Die deutsche Wirtschaft dringt auf eine rasche Entlastung von Bürokratie und eine Modernisierung der Verwaltung. Laut einer aktuellen repräsentativen Umfrage des Digitalverbands Bitkom unter 603 Unternehmen mit mindestens 20 Beschäftigten sehen 87 Prozent die Digitalisierung von Staat und Verwaltung als vordringlichste Aufgabe für die nächste Bundesregierung. Zudem fordern 68 Prozent der befragten Unternehmen eine Reduzierung von Berichtspflichten, 63 Prozent betrachten die Einführung digitaler Identitäten als zentrale Maßnahme.
Verwaltungen brauchen einen Neustart
Vor diesem Hintergrund hat der Digitalverband Bitkom ein Positionspapier mit mehr als 40 konkreten Vorschlägen zum Abbau von Bürokratie und zur Digitalisierung der Verwaltung vorgelegt. „Obwohl jede Regierung verspricht, bürokratische Vorgaben zu reduzieren, werden es Jahr für Jahr mehr – unsere Verwaltungen brauchen einen Neustart“, sagt Bitkom-Präsident Dr. Ralf Wintergerst. „Investitionen in die Digitalisierung der Verwaltung und digitale Identitäten sind echte Zukunftsinvestitionen, von denen Bürgerinnen und Bürger, aber auch die Wirtschaft profitieren.“
Das Konzept des Verbands unter dem Titel „Bürokratieentlastung: strukturell und nachhaltig“ setzt auf drei Kernbereiche: Erstens Bürokratie zurückzubauen, wo sie zu weit geht, zweitens Bürokratie gar nicht erst entstehen zu lassen und drittens eine serviceorientierte Verwaltung aufzubauen, die das notwendige Minimal-Maß an Bürokratie effizient umsetzt.
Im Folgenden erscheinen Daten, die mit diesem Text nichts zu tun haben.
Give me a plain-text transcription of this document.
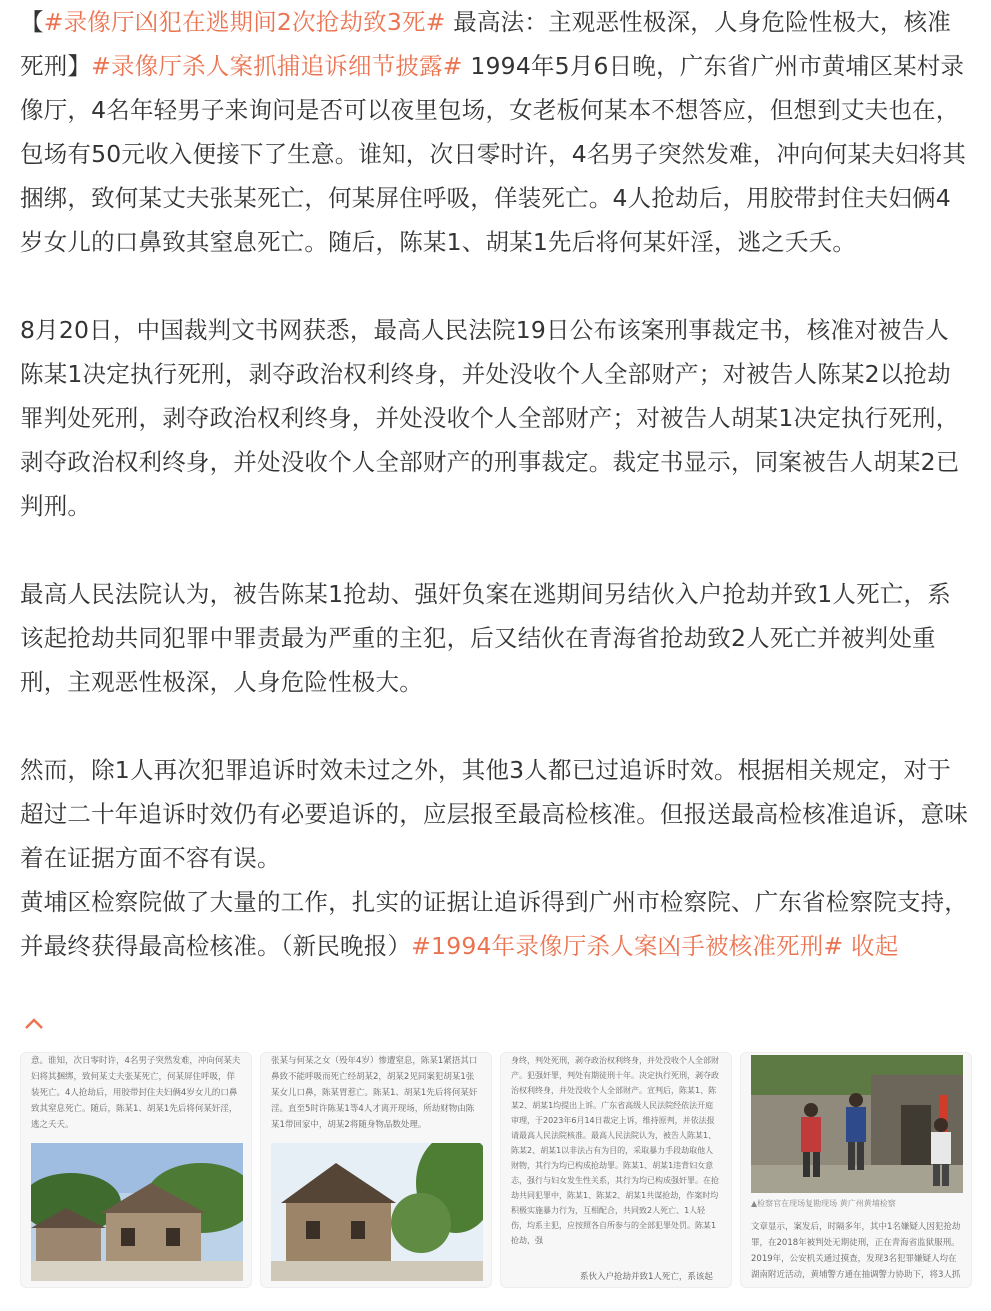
【#录像厅凶犯在逃期间2次抢劫致3死# 最高法：主观恶性极深，人身危险性极大，核准死刑】#录像厅杀人案抓捕追诉细节披露# 1994年5月6日晚，广东省广州市黄埔区某村录像厅，4名年轻男子来询问是否可以夜里包场，女老板何某本不想答应，但想到丈夫也在，包场有50元收入便接下了生意。谁知，次日零时许，4名男子突然发难，冲向何某夫妇将其捆绑，致何某丈夫张某死亡，何某屏住呼吸，佯装死亡。4人抢劫后，用胶带封住夫妇俩4岁女儿的口鼻致其窒息死亡。随后，陈某1、胡某1先后将何某奸淫，逃之夭夭。

8月20日，中国裁判文书网获悉，最高人民法院19日公布该案刑事裁定书，核准对被告人陈某1决定执行死刑，剥夺政治权利终身，并处没收个人全部财产；对被告人陈某2以抢劫罪判处死刑，剥夺政治权利终身，并处没收个人全部财产；对被告人胡某1决定执行死刑，剥夺政治权利终身，并处没收个人全部财产的刑事裁定。裁定书显示，同案被告人胡某2已判刑。

最高人民法院认为，被告陈某1抢劫、强奸负案在逃期间另结伙入户抢劫并致1人死亡，系该起抢劫共同犯罪中罪责最为严重的主犯，后又结伙在青海省抢劫致2人死亡并被判处重刑，主观恶性极深，人身危险性极大。

然而，除1人再次犯罪追诉时效未过之外，其他3人都已过追诉时效。根据相关规定，对于超过二十年追诉时效仍有必要追诉的，应层报至最高检核准。但报送最高检核准追诉，意味着在证据方面不容有误。

黄埔区检察院做了大量的工作，扎实的证据让追诉得到广州市检察院、广东省检察院支持，并最终获得最高检核准。（新民晚报）#1994年录像厅杀人案凶手被核准死刑# 收起

意。谁知，次日零时许，4名男子突然发难，冲向何某夫妇将其捆绑，致何某丈夫张某死亡，何某屏住呼吸，佯装死亡。4人抢劫后，用胶带封住夫妇俩4岁女儿的口鼻致其窒息死亡。随后，陈某1、胡某1先后将何某奸淫，逃之夭夭。
张某与何某之女（殁年4岁）惨遭窒息，陈某1紧捂其口鼻致不能呼吸而死亡经胡某2，胡某2见同案犯胡某1张某女儿口鼻，陈某胃惹亡。陈某1、胡某1先后将何某奸淫。直至5时许陈某1等4人才离开现场，所劫财物由陈某1带回家中，胡某2将随身物品数处理。
身终，判处死刑，剥夺政治权利终身，并处没收个人全部财产。犯强奸罪，判处有期徒刑十年。决定执行死刑，剥夺政治权利终身，并处没收个人全部财产。宣判后，陈某1、陈某2、胡某1均提出上诉。广东省高级人民法院经依法开庭审理，于2023年6月14日裁定上诉，维持原判，并依法报请最高人民法院核准。最高人民法院认为，被告人陈某1、陈某2、胡某1以非法占有为目的，采取暴力手段劫取他人财物，其行为均已构成抢劫罪。陈某1、胡某1违背妇女意志，强行与妇女发生性关系，其行为均已构成强奸罪。在抢劫共同犯罪中，陈某1、陈某2、胡某1共谋抢劫，作案时均积极实施暴力行为，互相配合，共同致2人死亡、1人轻伤，均系主犯，应按照各自所参与的全部犯罪处罚。陈某1抢劫，强
▲检察官在现场复勘现场 黄广州黄埔检察
文章显示，案发后，时隔多年，其中1名嫌疑人因犯抢劫罪，在2018年被判处无期徒刑，正在青海省监狱服刑。2019年，公安机关通过摸查，发现3名犯罪嫌疑人均在湖南附近活动，黄埔警方通在抽调警力协助下，将3人抓
系伙入户抢劫并致1人死亡，系该起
Dabei werden jeweils konkrete Vorschläge unterbreitet, wo die nächste Bundesregierung sofort ansetzen kann, etwa indem auf das sogenannte „Gold-Plating“ europäischer Regelungen verzichtet wird. Der Begriff bezeichnet ein in Deutschland häufiges Vorgehen, wonach Vorgaben der EU bei der Umsetzung in deutsches Recht übererfüllt oder erweitert werden, was regelmäßig mit zusätzlichem Aufwand für Unternehmen, Verwaltung und Bevölkerung einhergeht.
Vereinfachung und Digitalisierung
Konkret fordert Bitkom eine Vereinfachung und Digitalisierung der Beschaffung, etwa indem Aufträge bis 50.000 Euro über Online-Marktplätze abgewickelt oder Direktvergaben bis 100.000 Euro für Startups und innovative Unternehmen erleichtert werden. Auch Berichtspflichten sollen vereinheitlicht und mehrfach genutzte Daten zwischen Behörden weitergegeben werden.
Zusätzlich spricht sich der Verband dafür aus, Schriftformerfordernisse abzuschaffen und die digitale Kommunikation mit Behörden zum Standard zu erklären. Ein jährliches Bürokratieentlastungsgesetz könnte zudem einen kontinuierlichen Abbau von Vorschriften sicherstellen. „Beim Bürokratieabbau kann die nächste Bundesregierung sofort Erfolge erzielen, die Vorschläge liegen auf dem Tisch. Es braucht nur den Willen und die Entschlossenheit, sie umzusetzen“, so Wintergerst.